Perhaps a statue will be erected to him in times to come.


Indeed it adds to the pressure that is obliging the USA to concede it may even have to go back to the United Nations to get a new resolution to legitimise occupation, before it can get other countries to relieve it of the ironically heavy burdens of victory.

Kelly is dead and Blair may fall. In the wider scheme of things I think these individual stories have to be placed in the context of the accelerating trends towards global Empire, global civil society, and global law, run by the new global intelligentsia (and unfortunately in the service of ever more rational expoitation by finance capital - unless someone does something about that)
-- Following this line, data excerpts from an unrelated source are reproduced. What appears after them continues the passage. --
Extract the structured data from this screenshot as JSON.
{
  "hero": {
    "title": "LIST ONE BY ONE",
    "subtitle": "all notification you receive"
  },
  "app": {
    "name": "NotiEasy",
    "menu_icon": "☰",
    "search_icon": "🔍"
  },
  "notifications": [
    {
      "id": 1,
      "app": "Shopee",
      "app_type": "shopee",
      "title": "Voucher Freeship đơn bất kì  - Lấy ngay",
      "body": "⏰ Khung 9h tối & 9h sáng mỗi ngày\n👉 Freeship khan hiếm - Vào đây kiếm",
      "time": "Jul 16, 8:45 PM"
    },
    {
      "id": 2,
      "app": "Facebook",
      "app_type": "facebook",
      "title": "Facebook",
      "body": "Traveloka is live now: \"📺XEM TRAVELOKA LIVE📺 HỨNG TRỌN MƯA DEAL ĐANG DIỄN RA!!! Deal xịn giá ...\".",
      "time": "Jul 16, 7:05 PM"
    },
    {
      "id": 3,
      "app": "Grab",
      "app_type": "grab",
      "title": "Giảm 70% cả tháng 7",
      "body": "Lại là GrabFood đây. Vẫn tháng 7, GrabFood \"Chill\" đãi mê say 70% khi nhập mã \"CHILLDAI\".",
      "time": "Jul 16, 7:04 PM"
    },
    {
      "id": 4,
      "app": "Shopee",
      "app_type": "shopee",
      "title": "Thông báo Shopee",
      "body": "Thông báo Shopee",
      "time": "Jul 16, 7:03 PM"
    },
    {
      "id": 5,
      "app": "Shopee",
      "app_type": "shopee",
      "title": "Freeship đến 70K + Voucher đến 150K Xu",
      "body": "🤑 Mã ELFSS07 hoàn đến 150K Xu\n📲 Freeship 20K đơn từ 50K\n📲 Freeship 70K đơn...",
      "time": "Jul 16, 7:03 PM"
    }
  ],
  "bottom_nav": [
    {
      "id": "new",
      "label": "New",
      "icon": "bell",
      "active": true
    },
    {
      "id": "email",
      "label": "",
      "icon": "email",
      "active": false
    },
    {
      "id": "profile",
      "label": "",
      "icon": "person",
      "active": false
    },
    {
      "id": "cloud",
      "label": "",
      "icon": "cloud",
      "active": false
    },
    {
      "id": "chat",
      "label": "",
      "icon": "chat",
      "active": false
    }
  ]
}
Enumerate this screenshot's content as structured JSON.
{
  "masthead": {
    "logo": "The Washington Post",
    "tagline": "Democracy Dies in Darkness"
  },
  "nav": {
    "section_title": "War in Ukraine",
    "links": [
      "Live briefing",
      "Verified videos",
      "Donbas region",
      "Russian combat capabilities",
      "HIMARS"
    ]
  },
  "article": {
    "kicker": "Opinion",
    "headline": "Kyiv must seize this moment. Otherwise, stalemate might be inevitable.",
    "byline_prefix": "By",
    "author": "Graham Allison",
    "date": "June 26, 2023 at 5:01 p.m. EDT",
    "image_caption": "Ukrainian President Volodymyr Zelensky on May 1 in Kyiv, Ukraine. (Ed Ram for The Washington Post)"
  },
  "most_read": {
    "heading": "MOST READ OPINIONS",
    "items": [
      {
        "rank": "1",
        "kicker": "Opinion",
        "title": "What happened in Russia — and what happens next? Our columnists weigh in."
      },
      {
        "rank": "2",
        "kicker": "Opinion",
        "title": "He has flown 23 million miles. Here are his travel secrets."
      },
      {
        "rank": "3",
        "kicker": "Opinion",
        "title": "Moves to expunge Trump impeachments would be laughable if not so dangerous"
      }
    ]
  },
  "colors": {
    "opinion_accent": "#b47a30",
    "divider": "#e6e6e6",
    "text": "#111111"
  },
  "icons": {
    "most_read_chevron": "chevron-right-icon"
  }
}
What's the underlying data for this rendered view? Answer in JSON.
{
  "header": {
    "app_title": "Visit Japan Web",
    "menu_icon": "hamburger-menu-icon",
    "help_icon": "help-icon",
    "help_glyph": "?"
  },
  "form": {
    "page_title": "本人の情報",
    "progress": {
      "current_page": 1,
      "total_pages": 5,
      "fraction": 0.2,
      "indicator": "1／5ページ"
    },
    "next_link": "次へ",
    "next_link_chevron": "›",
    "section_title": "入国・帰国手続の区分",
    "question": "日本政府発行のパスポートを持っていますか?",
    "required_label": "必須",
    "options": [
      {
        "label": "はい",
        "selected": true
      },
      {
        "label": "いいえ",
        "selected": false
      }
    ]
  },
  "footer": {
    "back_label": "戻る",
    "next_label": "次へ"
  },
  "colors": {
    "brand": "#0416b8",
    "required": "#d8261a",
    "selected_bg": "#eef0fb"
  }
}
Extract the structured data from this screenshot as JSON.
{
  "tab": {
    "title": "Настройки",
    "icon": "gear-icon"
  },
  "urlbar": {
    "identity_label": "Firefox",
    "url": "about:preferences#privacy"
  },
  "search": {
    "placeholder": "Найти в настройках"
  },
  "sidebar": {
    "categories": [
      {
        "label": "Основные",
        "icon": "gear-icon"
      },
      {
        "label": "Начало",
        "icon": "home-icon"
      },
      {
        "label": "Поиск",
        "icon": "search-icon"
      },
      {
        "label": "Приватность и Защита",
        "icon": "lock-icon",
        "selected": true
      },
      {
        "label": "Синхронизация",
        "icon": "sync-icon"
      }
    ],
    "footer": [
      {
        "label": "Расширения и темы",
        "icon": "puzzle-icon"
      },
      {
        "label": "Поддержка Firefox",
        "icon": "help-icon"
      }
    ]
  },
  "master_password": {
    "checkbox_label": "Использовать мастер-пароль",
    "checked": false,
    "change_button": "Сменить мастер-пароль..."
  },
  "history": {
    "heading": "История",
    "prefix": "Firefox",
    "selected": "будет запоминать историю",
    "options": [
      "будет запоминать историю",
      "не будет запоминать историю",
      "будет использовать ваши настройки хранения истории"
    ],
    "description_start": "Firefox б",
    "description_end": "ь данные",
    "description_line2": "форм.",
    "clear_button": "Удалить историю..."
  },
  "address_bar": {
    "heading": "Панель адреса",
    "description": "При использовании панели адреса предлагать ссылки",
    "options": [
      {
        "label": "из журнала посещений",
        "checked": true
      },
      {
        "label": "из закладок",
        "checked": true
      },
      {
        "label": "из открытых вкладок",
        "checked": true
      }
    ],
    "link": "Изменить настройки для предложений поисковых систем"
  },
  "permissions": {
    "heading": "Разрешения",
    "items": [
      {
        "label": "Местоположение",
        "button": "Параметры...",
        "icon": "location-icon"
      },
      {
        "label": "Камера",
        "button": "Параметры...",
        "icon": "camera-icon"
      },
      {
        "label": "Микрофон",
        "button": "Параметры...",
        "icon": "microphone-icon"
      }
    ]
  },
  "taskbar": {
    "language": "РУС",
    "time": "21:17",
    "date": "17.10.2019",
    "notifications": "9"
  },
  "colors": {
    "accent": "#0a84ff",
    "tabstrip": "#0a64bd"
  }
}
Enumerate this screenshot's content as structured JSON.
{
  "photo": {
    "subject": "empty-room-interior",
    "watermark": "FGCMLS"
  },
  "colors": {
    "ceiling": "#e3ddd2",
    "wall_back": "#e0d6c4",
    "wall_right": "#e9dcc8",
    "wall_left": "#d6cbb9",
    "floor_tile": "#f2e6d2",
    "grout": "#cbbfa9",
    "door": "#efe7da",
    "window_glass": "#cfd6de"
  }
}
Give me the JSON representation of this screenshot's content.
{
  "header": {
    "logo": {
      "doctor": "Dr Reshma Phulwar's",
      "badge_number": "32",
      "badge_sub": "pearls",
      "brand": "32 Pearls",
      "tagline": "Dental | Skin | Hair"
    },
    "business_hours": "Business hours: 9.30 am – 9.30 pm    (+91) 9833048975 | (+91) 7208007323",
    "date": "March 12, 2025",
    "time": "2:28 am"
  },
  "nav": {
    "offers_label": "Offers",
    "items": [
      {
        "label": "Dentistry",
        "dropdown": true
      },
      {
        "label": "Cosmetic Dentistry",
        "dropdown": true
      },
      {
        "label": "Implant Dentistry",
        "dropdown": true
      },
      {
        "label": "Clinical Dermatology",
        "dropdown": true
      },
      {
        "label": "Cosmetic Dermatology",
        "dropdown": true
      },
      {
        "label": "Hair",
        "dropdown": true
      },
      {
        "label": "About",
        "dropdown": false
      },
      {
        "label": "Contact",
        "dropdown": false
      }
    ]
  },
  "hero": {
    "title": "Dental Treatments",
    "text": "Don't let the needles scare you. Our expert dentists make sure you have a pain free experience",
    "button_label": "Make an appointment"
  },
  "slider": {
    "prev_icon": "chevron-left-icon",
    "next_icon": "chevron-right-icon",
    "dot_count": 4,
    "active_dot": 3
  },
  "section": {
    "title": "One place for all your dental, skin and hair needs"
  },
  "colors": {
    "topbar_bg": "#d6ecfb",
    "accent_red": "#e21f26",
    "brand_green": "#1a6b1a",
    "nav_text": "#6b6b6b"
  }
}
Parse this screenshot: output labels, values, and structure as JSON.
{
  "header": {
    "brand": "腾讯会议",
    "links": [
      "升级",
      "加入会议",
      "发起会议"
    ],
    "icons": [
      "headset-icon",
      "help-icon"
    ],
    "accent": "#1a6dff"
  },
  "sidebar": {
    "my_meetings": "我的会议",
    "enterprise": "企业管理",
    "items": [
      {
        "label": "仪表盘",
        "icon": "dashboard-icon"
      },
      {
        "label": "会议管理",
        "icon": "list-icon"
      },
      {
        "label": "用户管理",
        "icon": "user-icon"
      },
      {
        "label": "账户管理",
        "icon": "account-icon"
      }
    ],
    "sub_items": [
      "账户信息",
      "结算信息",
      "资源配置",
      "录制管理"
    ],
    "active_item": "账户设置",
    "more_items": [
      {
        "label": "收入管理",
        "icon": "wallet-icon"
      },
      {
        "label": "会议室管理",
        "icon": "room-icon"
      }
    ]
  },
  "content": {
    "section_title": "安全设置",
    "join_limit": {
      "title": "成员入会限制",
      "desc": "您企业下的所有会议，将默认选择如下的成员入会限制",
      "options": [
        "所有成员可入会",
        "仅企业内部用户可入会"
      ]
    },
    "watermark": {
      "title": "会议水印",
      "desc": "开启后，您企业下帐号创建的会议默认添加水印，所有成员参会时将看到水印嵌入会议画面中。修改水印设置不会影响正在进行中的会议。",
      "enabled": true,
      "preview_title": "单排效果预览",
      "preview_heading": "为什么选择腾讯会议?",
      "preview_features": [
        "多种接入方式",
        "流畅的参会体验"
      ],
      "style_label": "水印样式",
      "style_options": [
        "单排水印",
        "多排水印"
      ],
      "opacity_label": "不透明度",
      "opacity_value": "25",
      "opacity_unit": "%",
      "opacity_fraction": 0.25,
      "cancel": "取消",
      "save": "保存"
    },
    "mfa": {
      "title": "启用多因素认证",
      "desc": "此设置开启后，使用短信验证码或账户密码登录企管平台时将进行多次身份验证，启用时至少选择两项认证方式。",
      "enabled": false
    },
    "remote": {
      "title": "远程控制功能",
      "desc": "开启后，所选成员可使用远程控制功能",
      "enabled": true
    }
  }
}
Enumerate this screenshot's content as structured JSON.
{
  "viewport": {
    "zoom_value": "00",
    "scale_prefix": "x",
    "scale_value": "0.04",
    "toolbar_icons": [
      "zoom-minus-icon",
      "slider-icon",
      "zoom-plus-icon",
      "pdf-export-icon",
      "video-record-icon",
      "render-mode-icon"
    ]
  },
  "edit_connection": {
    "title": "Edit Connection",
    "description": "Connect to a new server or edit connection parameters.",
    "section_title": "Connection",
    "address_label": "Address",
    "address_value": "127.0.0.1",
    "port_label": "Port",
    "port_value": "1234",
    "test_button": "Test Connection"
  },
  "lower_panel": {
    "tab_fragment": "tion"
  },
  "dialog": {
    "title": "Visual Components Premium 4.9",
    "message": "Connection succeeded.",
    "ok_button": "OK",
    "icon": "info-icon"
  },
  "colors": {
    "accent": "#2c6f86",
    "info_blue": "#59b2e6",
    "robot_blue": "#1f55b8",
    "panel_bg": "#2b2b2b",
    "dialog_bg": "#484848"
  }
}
The contradictions between hegemonists, and rule of law people, between unilaterialists and multilateralists, are all part of the dialectical process through which this is emerging in front of our eyes.

 One fundamental factor is the granularity of knowledge. It is never perfect. It is always subjective. It is always partial.

In a confused way as governments and intelligence services fight to apportion blame for the information that led to the Iraq war, perhaps Dr David Kelly thought that knowledge was perfectly objective if only scientists could be respected and left behind the screens. Perhaps he was still not cynical enough after all these years. Perhaps his suicide was a cry of defiance against mystically conceived dark forces. Perhaps in finding personal peace he thought he was finding the light.